The pile can be raised using quick-drying varnish (for example, NTs-222). Using a soft wide brush, you need to coat the part with varnish, while moving the brush along the fibers, and dry it. After drying, small wood fibers form on the surface, separated from neighboring cells (lint). After this, you need to sand the part again using fine sandpaper.

After sanding, the part must be vacuumed. After this, you can move on to finishing the wood. Depending on the place of use and purpose, the product is varnished the required number of times. When using at home, it is enough to cover with one or two layers of varnish. In this case, the part will acquire a semi-matte surface.

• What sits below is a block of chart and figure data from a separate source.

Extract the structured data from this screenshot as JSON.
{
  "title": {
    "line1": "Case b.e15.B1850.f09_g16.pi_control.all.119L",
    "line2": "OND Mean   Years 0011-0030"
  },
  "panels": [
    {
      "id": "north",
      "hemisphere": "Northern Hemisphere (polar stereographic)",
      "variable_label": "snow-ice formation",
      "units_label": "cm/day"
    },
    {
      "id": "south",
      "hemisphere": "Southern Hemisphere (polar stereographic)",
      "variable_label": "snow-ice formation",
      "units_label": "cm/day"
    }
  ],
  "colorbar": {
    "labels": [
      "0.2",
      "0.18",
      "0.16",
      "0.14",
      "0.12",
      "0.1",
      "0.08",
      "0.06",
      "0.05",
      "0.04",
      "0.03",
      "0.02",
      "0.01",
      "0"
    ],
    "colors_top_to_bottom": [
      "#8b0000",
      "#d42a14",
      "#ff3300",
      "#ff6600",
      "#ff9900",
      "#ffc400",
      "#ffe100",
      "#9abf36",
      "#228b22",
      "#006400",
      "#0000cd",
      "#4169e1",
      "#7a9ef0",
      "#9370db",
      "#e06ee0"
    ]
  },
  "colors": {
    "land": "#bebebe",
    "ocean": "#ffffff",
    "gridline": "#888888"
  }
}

This method of finishing wood does not require large financial costs and allows you to obtain an attractive appearance of wooden objects. The only drawback of this processing method is the use of materials with a strong odor (acetone, varnish). In this regard, all work must be carried out outdoors or in a room with good exhaust hood (well ventilated). It must also be taken into account that these materials are flammable. It is unacceptable to carry out work in the presence of open fire nearby.

Sometimes when sanding wood, small pieces of wood get scuffed up and sometimes lost. In most cases, these loose or flaky angular pieces are the most beautiful parts of the texture design. Peeling can occur during the sanding stage or when the stain dries. Typically, chips peel off from the plane by 1.5 - 2 mm, and after varnishing even higher. If this happens, before further processing it is necessary to glue the capricious petal with any means suitable for gluing wood. Also for these purposes, instead of glue, you can use varnish prepared for further coating. The gluing procedure is similar.

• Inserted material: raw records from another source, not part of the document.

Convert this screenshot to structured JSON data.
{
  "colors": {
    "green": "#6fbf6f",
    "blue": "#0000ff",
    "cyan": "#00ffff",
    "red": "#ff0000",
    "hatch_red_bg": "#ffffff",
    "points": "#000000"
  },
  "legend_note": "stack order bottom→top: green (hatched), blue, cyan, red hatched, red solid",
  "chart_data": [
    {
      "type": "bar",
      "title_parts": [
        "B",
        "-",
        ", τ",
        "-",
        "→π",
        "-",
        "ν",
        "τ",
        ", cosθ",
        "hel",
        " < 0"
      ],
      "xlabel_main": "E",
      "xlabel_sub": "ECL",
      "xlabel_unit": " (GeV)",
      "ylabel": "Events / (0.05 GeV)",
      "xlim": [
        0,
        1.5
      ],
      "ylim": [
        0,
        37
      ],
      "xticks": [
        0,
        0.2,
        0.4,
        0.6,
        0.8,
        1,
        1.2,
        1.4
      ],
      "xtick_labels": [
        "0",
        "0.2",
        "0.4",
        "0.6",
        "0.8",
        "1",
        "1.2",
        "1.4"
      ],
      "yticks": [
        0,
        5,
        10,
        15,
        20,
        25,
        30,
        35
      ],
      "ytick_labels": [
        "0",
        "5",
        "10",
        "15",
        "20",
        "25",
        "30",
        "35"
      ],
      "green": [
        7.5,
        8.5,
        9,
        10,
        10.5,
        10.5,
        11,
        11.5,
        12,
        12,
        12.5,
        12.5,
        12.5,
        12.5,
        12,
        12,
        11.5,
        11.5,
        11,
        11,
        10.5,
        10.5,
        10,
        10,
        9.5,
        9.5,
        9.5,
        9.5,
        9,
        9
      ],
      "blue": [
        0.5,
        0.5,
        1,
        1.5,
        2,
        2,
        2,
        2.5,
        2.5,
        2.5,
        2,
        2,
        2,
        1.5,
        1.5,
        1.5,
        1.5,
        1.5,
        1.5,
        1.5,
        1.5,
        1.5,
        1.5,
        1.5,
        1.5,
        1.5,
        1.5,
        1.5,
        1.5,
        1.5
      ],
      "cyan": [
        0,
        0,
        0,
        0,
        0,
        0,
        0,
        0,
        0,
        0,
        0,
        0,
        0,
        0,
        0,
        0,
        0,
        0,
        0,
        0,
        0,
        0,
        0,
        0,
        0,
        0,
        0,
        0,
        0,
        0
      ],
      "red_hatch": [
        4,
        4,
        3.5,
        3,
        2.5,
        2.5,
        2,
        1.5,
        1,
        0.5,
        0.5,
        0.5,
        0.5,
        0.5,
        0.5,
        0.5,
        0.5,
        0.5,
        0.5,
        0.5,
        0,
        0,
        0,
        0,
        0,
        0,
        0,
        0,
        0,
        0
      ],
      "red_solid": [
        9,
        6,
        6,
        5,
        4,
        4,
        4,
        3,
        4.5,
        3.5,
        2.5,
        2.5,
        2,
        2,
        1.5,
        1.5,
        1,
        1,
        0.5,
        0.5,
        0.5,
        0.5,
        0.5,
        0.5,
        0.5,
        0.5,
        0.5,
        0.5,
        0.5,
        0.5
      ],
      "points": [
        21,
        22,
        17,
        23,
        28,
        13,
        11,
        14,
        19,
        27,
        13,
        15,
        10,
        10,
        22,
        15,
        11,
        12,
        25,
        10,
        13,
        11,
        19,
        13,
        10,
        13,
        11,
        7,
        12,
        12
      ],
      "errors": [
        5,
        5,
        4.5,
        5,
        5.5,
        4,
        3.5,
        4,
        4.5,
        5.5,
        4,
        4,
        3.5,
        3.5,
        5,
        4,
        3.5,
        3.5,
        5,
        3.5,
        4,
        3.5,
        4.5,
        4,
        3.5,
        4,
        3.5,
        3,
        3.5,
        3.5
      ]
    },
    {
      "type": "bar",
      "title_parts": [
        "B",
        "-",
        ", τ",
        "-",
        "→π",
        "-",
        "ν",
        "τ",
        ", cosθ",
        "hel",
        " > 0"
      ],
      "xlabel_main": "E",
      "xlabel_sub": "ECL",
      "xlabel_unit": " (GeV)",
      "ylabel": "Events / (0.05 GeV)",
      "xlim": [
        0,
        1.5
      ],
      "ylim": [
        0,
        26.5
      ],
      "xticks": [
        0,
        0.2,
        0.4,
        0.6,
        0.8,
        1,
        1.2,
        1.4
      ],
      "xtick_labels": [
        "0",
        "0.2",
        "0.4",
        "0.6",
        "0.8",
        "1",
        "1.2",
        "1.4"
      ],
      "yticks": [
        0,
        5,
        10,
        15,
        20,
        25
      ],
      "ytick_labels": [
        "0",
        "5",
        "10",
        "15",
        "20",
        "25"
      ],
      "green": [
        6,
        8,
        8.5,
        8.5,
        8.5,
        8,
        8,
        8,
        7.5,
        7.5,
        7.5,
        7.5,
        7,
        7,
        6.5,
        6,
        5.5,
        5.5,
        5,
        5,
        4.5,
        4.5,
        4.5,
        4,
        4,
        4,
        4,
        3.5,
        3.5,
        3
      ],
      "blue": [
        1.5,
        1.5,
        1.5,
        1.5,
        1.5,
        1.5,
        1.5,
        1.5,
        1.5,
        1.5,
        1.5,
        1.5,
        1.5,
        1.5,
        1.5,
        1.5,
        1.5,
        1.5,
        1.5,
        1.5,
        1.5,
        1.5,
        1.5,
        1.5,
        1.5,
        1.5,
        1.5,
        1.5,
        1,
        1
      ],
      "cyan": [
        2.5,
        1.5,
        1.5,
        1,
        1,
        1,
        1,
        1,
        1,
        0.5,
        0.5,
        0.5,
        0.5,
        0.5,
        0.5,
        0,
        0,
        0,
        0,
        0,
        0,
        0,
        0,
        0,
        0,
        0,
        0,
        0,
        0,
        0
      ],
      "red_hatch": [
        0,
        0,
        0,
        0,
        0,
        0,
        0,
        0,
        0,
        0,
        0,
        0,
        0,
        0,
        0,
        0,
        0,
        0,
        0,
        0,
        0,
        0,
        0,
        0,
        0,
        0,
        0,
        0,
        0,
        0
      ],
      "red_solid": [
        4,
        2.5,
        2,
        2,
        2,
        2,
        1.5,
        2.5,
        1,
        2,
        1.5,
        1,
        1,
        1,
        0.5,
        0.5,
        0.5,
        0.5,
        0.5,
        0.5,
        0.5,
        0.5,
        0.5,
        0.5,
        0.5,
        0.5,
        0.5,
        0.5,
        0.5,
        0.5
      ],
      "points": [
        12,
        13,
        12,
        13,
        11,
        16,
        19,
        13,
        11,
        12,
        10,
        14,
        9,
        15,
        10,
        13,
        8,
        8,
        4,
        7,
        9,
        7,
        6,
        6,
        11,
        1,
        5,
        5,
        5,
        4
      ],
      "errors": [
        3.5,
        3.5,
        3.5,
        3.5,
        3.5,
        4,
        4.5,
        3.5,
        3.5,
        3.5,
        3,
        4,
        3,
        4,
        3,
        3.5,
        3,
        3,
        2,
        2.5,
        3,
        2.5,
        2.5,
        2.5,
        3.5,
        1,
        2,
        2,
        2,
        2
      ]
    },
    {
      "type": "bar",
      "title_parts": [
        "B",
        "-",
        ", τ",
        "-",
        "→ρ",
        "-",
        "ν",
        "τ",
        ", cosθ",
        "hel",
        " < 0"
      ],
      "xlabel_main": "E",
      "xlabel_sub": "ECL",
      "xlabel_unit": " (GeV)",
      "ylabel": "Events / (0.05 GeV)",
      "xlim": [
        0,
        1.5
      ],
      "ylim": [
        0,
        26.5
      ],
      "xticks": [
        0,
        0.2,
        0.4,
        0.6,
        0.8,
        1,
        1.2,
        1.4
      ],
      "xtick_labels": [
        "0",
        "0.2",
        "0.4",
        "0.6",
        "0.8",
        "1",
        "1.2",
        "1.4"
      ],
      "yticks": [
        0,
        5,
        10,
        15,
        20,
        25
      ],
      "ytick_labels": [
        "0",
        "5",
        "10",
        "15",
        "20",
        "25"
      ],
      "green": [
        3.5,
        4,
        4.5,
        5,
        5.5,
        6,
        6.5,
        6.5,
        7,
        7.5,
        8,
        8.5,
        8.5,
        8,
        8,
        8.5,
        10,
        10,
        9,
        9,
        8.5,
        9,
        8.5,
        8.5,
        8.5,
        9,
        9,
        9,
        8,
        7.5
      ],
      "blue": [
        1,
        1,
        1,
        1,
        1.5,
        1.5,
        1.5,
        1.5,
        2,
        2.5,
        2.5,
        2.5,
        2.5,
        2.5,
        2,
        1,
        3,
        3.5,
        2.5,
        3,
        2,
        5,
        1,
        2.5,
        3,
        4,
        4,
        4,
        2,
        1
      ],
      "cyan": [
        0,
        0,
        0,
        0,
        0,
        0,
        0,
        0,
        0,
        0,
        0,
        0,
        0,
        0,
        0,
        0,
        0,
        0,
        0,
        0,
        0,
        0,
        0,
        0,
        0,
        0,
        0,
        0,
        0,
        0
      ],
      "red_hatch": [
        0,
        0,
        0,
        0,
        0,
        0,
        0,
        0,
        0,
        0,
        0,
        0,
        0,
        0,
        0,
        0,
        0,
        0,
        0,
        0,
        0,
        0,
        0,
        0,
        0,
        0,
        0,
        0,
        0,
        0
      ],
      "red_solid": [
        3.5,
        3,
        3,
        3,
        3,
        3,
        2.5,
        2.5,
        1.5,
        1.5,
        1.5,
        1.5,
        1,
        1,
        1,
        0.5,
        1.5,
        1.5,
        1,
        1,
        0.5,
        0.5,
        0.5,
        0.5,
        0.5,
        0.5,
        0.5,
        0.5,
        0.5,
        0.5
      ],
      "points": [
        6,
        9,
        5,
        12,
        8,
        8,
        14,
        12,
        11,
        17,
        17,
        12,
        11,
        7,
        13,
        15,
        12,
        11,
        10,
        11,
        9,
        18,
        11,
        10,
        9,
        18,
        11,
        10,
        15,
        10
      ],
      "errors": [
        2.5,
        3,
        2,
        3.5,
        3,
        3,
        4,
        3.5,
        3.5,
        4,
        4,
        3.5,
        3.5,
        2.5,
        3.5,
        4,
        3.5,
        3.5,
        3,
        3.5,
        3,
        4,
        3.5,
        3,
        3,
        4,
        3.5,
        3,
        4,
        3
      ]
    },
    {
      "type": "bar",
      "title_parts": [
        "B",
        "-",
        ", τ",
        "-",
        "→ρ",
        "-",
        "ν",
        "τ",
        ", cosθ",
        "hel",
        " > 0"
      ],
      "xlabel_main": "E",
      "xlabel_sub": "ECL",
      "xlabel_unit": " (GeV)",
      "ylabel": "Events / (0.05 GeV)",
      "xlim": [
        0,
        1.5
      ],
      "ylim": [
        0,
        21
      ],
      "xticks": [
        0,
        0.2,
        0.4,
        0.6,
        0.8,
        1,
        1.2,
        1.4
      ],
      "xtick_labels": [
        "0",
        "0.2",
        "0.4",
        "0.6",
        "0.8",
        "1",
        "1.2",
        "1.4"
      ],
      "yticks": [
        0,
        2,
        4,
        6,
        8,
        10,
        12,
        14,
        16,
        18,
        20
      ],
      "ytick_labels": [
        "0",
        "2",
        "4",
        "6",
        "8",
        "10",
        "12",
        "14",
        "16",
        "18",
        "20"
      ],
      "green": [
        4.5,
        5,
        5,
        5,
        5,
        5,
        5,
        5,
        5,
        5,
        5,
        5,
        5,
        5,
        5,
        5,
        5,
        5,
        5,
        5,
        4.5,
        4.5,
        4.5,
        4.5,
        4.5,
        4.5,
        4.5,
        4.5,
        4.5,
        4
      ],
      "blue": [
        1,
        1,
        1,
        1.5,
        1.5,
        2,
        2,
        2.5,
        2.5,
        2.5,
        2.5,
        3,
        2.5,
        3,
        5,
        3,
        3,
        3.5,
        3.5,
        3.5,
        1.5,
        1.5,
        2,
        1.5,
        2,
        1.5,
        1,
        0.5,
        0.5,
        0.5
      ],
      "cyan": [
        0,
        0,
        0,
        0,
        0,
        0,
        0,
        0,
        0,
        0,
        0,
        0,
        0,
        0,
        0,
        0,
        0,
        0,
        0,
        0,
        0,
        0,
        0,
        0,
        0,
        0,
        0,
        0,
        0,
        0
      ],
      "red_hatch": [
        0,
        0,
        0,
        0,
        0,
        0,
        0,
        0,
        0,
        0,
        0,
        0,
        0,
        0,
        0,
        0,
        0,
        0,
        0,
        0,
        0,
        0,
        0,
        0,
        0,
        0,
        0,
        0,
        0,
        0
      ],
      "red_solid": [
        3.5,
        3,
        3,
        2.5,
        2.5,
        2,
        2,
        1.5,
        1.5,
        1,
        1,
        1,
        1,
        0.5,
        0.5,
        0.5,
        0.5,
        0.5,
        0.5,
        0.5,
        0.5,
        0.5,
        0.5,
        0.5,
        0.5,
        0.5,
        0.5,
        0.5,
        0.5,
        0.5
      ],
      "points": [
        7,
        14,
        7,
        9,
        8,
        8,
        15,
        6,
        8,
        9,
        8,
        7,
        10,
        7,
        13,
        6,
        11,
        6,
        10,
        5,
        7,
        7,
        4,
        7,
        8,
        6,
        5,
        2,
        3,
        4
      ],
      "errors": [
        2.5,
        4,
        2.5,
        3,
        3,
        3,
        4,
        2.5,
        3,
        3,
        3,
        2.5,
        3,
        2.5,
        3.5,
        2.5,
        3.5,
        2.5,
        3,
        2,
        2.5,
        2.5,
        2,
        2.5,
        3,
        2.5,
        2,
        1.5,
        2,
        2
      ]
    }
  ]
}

And restoration of wooden products can also be

If there are defects on the workpieces (cracks, chips, traces of insect activity), a simple restoration can be made. For these purposes, at the sanding stage, it is advisable to collect the resulting wood dust. It can be used as a filler when preparing “putty”. Wooden blanks are well puttied. The mixture for restoration work can be prepared as follows. It is recommended to take colorless furniture varnish as a base and use already prepared wood dust as a filler. If the quantity is insufficient, you need to take a piece of the same material and use a grinding machine to obtain the required volume. The color will be stain.

First, it is recommended to thoroughly mix the wood powder with the varnish. Then add color until you get the desired shade. As a “spatula” you can use any tool you think is convenient. For example, you can take poster feathers of the desired width.

Restoration of wood products should be carried out only after staining and washing the part, since the hardened mixture is practically unable to take on color. It is also not recommended to prepare the mixture for the entire amount of work. A large amount of time is usually spent on color selection, and the “putty” prepared in this way quickly hardens. It is recommended to prepare the mixture in the quantity required for the restoration of a specific fragment. Upon completion of the restoration (after the “putty” has hardened), it is necessary to clean the repaired areas with sandpaper.